With the increasingly rich program content, the audience requires clearer pictures. HD programs have become an inevitable trend. One of the priorities of the State Administration of Radio, Film, and Television (SARFT) is to enhance HD program production and promote HD TV development. TV stations of various levels are accelerating HD program construction and increasing investments in HD program production and playing. However, HD program production network construction faces the following challenges:

• Large burst video code streams are generated and transmitted from core switches to access switches during the dragging operation or viewing multiple videos simultaneously on HD non-linear editing (NLE) workstations. During the video stream transmission, the network bandwidth decreases, resulting in network congestion and frame loss.
• During the HD video production process, the video is played at the rate of 25 frames per second (FPS) with each frame being played for 40 ms, and the transmission duration from the time when an editing workstation sends an instruction to the time when the storage system returns data is shorter than 5 ms. Therefore, the delay must be as short as possible, near zero.
• Current program production networks of most TV stations adopt the FC+IP network. The construction cost and maintenance complexity of the FC network are higher than those of an Ethernet. IT personnel need to lower the network complexity and the operation and maintenance (O&M) costs when service requirements are met.

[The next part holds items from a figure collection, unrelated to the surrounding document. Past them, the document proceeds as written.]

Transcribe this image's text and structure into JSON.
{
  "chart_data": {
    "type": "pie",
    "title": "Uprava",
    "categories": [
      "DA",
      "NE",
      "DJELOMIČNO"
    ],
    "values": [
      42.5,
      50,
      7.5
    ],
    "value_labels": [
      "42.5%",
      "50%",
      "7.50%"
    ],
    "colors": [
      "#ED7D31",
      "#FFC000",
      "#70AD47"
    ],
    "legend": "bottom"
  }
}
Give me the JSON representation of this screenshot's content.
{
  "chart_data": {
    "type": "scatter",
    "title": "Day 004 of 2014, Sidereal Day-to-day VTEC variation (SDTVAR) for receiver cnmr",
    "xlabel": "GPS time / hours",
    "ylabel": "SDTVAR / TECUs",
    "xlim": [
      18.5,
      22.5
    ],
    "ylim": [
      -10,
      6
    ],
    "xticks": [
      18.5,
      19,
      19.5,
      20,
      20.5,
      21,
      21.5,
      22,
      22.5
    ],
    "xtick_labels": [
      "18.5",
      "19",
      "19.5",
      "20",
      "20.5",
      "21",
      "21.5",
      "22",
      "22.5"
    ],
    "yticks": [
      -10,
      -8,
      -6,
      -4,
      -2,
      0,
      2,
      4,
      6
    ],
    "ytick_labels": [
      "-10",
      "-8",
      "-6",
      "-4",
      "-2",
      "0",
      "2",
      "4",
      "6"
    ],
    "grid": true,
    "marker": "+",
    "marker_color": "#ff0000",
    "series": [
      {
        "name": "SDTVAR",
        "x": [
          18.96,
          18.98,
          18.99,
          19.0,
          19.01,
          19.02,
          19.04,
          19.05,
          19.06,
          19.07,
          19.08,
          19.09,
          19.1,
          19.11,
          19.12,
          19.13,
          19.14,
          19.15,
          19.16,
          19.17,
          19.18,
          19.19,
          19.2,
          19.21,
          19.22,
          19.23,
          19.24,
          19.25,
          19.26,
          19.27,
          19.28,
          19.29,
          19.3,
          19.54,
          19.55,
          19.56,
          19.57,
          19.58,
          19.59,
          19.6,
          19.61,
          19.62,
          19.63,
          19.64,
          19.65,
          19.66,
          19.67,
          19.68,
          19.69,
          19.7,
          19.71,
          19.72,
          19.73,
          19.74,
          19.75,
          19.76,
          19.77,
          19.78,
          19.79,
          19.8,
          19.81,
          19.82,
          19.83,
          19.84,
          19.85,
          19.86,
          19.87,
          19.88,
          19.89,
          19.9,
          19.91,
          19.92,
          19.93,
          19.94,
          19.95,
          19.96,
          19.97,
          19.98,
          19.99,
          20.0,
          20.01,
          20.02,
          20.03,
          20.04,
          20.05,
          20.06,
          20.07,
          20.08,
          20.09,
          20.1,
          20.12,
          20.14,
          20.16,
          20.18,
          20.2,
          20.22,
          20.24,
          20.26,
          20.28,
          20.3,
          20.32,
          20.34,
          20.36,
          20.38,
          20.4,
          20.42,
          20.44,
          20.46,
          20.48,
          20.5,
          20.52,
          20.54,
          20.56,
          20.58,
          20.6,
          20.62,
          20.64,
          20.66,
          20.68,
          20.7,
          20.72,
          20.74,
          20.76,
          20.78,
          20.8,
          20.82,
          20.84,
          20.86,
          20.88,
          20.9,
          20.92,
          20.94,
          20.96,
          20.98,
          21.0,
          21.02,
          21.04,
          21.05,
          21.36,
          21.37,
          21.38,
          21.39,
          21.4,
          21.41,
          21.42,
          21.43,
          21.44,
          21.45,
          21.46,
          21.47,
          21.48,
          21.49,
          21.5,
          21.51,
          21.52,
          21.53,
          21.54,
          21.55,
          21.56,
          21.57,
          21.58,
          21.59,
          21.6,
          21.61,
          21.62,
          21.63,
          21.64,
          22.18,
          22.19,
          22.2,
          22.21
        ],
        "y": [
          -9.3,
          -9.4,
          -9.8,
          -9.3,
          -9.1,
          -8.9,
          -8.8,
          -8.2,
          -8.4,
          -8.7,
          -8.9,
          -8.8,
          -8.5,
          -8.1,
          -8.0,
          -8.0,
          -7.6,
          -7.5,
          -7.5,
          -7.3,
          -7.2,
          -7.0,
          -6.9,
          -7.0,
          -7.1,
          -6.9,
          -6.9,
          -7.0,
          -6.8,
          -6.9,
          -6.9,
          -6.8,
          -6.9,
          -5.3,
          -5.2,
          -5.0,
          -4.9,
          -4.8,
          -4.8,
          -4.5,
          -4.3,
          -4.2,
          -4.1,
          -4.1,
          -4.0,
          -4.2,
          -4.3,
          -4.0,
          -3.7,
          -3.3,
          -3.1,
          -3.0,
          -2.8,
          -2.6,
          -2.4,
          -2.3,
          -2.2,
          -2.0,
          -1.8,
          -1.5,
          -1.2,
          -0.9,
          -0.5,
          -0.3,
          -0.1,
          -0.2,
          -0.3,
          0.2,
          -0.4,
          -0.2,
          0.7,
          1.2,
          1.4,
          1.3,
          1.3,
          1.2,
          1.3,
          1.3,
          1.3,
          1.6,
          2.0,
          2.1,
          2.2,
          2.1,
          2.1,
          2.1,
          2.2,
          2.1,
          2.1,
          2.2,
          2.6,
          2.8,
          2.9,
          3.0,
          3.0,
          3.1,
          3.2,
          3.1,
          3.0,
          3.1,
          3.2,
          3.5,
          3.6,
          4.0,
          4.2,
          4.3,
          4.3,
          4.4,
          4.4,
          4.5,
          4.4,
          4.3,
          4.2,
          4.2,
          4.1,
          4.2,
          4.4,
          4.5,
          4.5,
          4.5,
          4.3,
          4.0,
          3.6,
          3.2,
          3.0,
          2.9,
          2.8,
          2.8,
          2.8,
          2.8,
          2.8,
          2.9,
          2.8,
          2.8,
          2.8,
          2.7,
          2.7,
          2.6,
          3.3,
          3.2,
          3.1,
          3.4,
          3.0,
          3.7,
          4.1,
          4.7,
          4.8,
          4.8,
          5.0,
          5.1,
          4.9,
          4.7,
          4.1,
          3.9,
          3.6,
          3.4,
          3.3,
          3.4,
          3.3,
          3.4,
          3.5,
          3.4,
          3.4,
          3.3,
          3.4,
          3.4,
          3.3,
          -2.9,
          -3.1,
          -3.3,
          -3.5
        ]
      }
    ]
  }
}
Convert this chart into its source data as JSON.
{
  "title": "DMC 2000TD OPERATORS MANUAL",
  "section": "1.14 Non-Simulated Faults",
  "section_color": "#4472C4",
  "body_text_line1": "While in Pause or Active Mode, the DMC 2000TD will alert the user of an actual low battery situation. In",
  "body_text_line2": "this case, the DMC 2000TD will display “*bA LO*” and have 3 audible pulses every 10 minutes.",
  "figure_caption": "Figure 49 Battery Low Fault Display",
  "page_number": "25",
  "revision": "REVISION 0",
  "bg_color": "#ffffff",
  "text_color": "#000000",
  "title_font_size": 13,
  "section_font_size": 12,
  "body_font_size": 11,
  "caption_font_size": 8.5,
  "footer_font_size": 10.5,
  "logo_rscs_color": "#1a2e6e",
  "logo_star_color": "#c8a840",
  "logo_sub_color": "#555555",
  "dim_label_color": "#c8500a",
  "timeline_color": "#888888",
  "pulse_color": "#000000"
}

In the HD program editing and production process, large burst traffic is sent to downstream devices, which results in network congestion and frame loss. To resolve this problem, deploy large-buffer box switches that can dynamically allocate a 1.25 GB buffer at the access layer for the workstations and optimize the buffer and delay performance based on Huawei years of experience.

When burst traffic at the line rate of 10 Gbps and background traffic of 100 Mbps are sent to each workstation, the S7700 access switch with a buffer of 1.25 GB supports concurrent four-layer HD services on 78 workstations, meeting the requirement of three-layer burst traffic on 16 HD workstations.

Figure 1-1 Working mechanism of a large-buffer S7700 switch

The transmission delay of videos and audios must be shorter than or equal to 40 ms for TV stations, and different workstations have different delay requirements. The entire network adopts the two-layer flattened architecture. The packaging, transcoding, and news workstations are connected to access switches (S5700) through GE ports. The S5700 switches configured with iStack are connected to the core switches (CE12800) through 10GE ports. The collection and editing workstations are connected to the large-buffer switches (S7700) through GE ports. The S7700 switches configured with iStack are connected to the core switches through 10GE ports. The unified storage system N8500 is connected to the uplink core switches through two 10GE ports. The NLE workstations access the media assets storage system only by two hops. The end-to-end delay shorter than 40 ms is ensured for the NLE service using the load-balancing algorithm at the network side and file system parameter calibration at the storage side.

Figure 1-2 Logical architecture of Huawei HD program production solution for TV stations

Huawei adopts the zone-based design based on storage features, network features, and requirements of NLE workstations. Workstations are deployed in different zones based on their bandwidth and delay requirements.

Current program production networks of most TV stations adopt the FC+IP network. The construction cost and maintenance complexity of the FC network are higher than those of an Ethernet. IT technical personnel of the TV stations are looking for the balance point between the cost and performance. In addition to ensuring HD NLE services, Huawei provides an IP-based NAS and non-blocking switching network solution to help the customer lower the network complexity and O&M costs.

Huawei HD program production solution for TV stations not only ensures a large buffer, no packet loss, and short delays for program production and playing but also resolves the problem of high costs on construction and O&M of the FC+IP network.

• The 1.25 GB large buffer is designed at the access layer for NLE services, which prevents frame freezing of voices and images and frame loss.

The buffer and delay designs are optimized for HD NLE services for 60 workstations.




A large buffer can be dynamically allocated. Buffer sizes on ports are adjusted to lower the delay to shorter than 5 ms without packet loss.



• The zone-based service design, two-layer flattened network, and short-delay calibration ensure an end-to-end delay shorter than 40 ms for NLE services.

The network is divided into multiple zones based on service features of the packaging, transcoding, preliminary editing, and refined editing workstations, which ensures different bandwidth and access zones for the workstations.




Huawei adopts the two-layer flattened network and configures load balancing for network-side links and parameter calibration for storage-side file systems, ensuring that a delay on the link between the workstations and the storage system is shorter than 40 ms.



• The all-IP network simplifies the network architecture and lowers O&M costs by more than 50%.
• The FC network is migrated to the IP network. The all-IP network simplifies the network architecture, and unified network management simplifies O&M.